Sir Martin Sorrell, who serves on the board of (F1 owner) CVC Capital Partners, last night voiced his disgust at comments made by Bernie Ecclestone over a week ago, when the F1 supremo appeared to praise Adolf Hitler.
'I am appalled by what he said about Hitler,' Sorrell told the Daily Mail. "His comments were disgusting. He issued a full apology after taking advice. Any other CEO in any other business would be gone."
Sorrell's comments come at a time when the Hitler gaffe appeared to have been settled, fellow CVC board member Donald Mackenzie having dismissed talk of Ecclestone being asked to stand down.
However, with the future of F1 still far from settled, there is speculation that some within the sport might make use of the Hitler comments to drop Ecclestone at the same time as others are trying to oust Max Mosley, the two men who have run the sport for as long as most people can remember.

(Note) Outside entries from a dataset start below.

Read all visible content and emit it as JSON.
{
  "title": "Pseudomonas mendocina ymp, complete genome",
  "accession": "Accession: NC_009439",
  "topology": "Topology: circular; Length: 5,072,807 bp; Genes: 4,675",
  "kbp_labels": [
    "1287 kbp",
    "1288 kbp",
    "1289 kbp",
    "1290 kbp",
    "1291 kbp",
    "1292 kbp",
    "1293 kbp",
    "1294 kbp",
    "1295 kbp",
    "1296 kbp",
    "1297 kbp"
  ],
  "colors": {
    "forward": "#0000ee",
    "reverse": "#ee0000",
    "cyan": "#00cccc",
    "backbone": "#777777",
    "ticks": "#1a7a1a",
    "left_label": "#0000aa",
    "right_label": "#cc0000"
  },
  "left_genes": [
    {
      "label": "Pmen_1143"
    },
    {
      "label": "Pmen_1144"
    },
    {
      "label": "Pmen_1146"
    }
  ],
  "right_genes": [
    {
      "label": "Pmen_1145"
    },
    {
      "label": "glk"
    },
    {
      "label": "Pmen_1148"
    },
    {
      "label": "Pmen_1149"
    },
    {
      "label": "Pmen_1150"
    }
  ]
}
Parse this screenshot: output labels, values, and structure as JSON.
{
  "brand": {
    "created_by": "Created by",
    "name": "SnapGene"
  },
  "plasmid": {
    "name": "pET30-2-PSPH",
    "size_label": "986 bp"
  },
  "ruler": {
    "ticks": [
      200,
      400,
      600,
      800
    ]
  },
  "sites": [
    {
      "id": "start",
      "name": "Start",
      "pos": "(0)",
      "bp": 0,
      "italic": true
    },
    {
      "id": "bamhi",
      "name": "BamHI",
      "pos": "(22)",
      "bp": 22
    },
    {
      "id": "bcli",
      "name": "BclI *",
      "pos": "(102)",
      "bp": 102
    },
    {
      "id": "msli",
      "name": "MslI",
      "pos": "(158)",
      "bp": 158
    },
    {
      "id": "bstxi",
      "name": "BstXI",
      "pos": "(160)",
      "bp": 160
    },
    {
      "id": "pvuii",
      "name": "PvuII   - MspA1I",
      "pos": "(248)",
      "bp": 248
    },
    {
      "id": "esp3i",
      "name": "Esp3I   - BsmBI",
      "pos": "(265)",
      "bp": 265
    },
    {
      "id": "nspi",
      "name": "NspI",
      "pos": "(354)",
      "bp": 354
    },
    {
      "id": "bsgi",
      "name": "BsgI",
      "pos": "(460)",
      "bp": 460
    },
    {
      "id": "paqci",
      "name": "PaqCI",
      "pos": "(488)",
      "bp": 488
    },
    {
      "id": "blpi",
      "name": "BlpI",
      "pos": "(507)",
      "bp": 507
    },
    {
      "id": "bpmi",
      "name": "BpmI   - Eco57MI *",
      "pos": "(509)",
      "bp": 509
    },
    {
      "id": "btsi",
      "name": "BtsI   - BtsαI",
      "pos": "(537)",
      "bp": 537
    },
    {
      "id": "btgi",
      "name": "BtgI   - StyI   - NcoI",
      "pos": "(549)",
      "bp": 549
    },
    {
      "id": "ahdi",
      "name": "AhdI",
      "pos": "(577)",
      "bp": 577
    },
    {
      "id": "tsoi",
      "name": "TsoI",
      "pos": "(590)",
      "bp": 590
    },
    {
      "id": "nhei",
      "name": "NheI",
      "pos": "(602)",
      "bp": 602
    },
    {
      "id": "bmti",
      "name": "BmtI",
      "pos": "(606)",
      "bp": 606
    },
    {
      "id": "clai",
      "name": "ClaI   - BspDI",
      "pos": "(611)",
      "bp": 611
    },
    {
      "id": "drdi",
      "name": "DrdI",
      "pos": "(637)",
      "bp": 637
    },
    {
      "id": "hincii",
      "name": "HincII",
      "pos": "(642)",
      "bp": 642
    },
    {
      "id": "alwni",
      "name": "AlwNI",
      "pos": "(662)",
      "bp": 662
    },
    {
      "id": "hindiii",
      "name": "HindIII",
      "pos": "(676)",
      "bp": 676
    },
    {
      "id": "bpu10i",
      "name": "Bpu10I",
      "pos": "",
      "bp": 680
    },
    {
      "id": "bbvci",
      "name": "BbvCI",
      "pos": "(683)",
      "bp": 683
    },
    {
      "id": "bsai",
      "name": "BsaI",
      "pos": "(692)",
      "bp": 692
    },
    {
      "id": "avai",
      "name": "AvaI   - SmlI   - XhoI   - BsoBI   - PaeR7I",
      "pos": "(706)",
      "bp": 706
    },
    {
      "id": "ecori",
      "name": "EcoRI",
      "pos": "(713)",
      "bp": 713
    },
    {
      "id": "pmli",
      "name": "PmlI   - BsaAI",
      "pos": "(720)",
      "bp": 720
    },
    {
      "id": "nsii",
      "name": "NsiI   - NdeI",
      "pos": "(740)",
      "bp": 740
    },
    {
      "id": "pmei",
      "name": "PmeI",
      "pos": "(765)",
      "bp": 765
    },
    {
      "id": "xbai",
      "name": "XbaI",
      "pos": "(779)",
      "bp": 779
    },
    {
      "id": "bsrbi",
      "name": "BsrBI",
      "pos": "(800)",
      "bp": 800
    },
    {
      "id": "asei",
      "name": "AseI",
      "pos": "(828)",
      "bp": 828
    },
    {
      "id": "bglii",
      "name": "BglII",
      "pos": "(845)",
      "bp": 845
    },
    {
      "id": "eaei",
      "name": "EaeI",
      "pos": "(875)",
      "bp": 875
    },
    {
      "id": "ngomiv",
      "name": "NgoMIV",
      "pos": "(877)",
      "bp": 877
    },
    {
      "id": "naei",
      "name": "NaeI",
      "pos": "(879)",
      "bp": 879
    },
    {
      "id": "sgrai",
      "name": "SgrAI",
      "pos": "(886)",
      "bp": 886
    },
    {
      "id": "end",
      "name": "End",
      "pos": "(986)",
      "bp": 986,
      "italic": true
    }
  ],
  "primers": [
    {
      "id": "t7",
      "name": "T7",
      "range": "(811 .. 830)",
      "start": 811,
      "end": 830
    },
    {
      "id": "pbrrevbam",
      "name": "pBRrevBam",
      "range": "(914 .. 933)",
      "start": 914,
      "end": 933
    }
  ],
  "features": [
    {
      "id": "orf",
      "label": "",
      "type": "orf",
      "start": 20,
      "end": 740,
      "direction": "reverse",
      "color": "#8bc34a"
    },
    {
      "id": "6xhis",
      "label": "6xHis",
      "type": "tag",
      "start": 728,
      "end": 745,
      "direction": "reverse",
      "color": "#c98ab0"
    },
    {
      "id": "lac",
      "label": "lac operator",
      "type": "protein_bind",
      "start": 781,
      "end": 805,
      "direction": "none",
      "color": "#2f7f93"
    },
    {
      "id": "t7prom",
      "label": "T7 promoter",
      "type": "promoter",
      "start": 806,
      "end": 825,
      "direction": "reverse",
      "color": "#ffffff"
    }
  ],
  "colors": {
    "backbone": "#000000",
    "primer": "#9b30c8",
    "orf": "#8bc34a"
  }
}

Following reports in the Telegraph at the weekend, sections of the media ran stories claiming that at an emergency meeting last week, members of the board of CVC discussed dropping Ecclestone as Chief Executive and handing him an honorary role.
However, just 24-hours later, the Telegraph ran a second story virtually dismissing the first, with McKenzie saying: "There was no meeting at any time last week between Sir Martin Sorrell and Peter Brabeck to discuss Bernie's future. And to suggest that his position is in doubt is incorrect.
"I can't understand where that information could have come from," he added, "although it is obviously from a malicious source."
Despite McKenzie's comments, the newspaper remained unconvinced, quoting a source as saying: "There is no question that extensive meetings took place in London in the middle of last week between F1 team lawyers and CVC's lawyers and there is no doubt that Ecclestone's future position within F1 was discussed. It is coming from too many directions now to be untrue."
At the same time as sections of the media followed the Telegraph's lead, Pitpass' Chris Sylt revealed that in anticipation of the ongoing threat of a breakaway, Ecclestone and CVC have designed and applied to protect logos for GP1 and 'GP1 Series' in addition to registering trademarks the words 'Formula Grand Prix' and 'Formula GP'.